C’est un curieux
personnage que Guillaumin. Après des débuts plus que remarquables, de rares
réussites dans des tableaux de quais de Paris et de personnages, ce barbu un
peu échevelé peignit une longue suite de vues de la Creuse, oscillant entre le
brun et le violet. D’une famille originaire de Moulins, Armand Guillaumin
commence par travailler à l’Académie libre du père Suisse où il rencontre
Cézanne et Pissarro.
En 1874, Guillaumin fait le premier de ses séjours à
Auvers-sur-Oise, chez le docteur Gachet qui devient son ami et son
collectionneur. La même année, il prend part à la première exposition des
impressionnistes où il montre trois paysages. À la suite d’un gain de cent
mille francs (alors une fortune) obtenu à la loterie du Crédit foncier,
Guillaumin se retire dans la Creuse où il fera longtemps ses paysages bruns et
améthyste. C’est à cause de lui, pour une large part, que les adversaires de
l’impressionnisme ont accusé ses exécutants de « VIOLETTOMANIE ». On
a trop négligé Guillaumin. Il est vrai qu’il est très inégal dans sa
production, bien qu’il y eût en lui, par moments, un néo-impressionniste et un
annonciateur du fauvisme dont il inaugure les tonalités éclatantes, comme on
peut le voir dans le ciel de son « SOLEIL COUCHANT À IVRY ».
Lors de ses séjours chez
le docteur Gachet, peintre lui aussi, Guillaumin connut Van Gogh, lequel
faisait grand cas de sa peinture.
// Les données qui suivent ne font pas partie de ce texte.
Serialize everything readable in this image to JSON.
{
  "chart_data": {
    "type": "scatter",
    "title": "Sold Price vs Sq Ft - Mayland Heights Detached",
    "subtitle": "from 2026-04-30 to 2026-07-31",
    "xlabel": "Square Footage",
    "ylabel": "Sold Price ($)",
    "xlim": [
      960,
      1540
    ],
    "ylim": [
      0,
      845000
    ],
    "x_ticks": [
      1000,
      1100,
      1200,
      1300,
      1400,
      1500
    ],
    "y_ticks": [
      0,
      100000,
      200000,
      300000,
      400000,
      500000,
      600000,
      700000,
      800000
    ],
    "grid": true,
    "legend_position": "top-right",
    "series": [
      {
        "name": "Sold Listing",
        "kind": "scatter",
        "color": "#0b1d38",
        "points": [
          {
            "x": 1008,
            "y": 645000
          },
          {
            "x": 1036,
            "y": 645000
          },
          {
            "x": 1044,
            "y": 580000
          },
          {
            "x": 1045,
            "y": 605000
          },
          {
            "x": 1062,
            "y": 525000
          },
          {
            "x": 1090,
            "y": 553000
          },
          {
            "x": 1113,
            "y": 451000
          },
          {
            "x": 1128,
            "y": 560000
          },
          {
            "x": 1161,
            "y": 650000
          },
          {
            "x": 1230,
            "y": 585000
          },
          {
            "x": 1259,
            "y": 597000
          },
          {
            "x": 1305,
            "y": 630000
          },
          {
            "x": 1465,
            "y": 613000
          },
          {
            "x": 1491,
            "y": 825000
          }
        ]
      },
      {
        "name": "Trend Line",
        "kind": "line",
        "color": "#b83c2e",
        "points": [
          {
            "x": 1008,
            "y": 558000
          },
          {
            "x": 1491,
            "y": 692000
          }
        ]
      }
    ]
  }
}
C’est à Auvers que Guillaumin initia Cézanne
à la gravure. Au cabinet des estampes de la Bibliothèque nationale qu’on trouve
la première eau-forte du maître d’Aix, laquelle porte l’inscription
« d’après Guillaumin ». C’est dans l’atelier de Guillaumin en l’Île
Saint-Louis, que Pissarro rencontra Paul Signac. Guillaumin fut aussi un remarquable
peintre de nus féminins (son « Nu couché » faisait l’admiration de
Van Gogh).
On a eu tort de reléguer
ce peintre pré-fauve parmi les petits impressionnistes. Une photographie le
montre plutôt carré, barbu, le nez bien planté, avec un rien de bonasserie dans
l’expression. Son œuvre devrait être un jour rassemblée en une grande
exposition de ses meilleures toiles. On y verrait Armand Guillaumin dans sa
force, en dehors de ses paysages de Crozant, souvent monotones. On
s’apercevrait que ses toiles peu connues – celles en autres où figurent des
personnages – sont d’un artiste très personnel.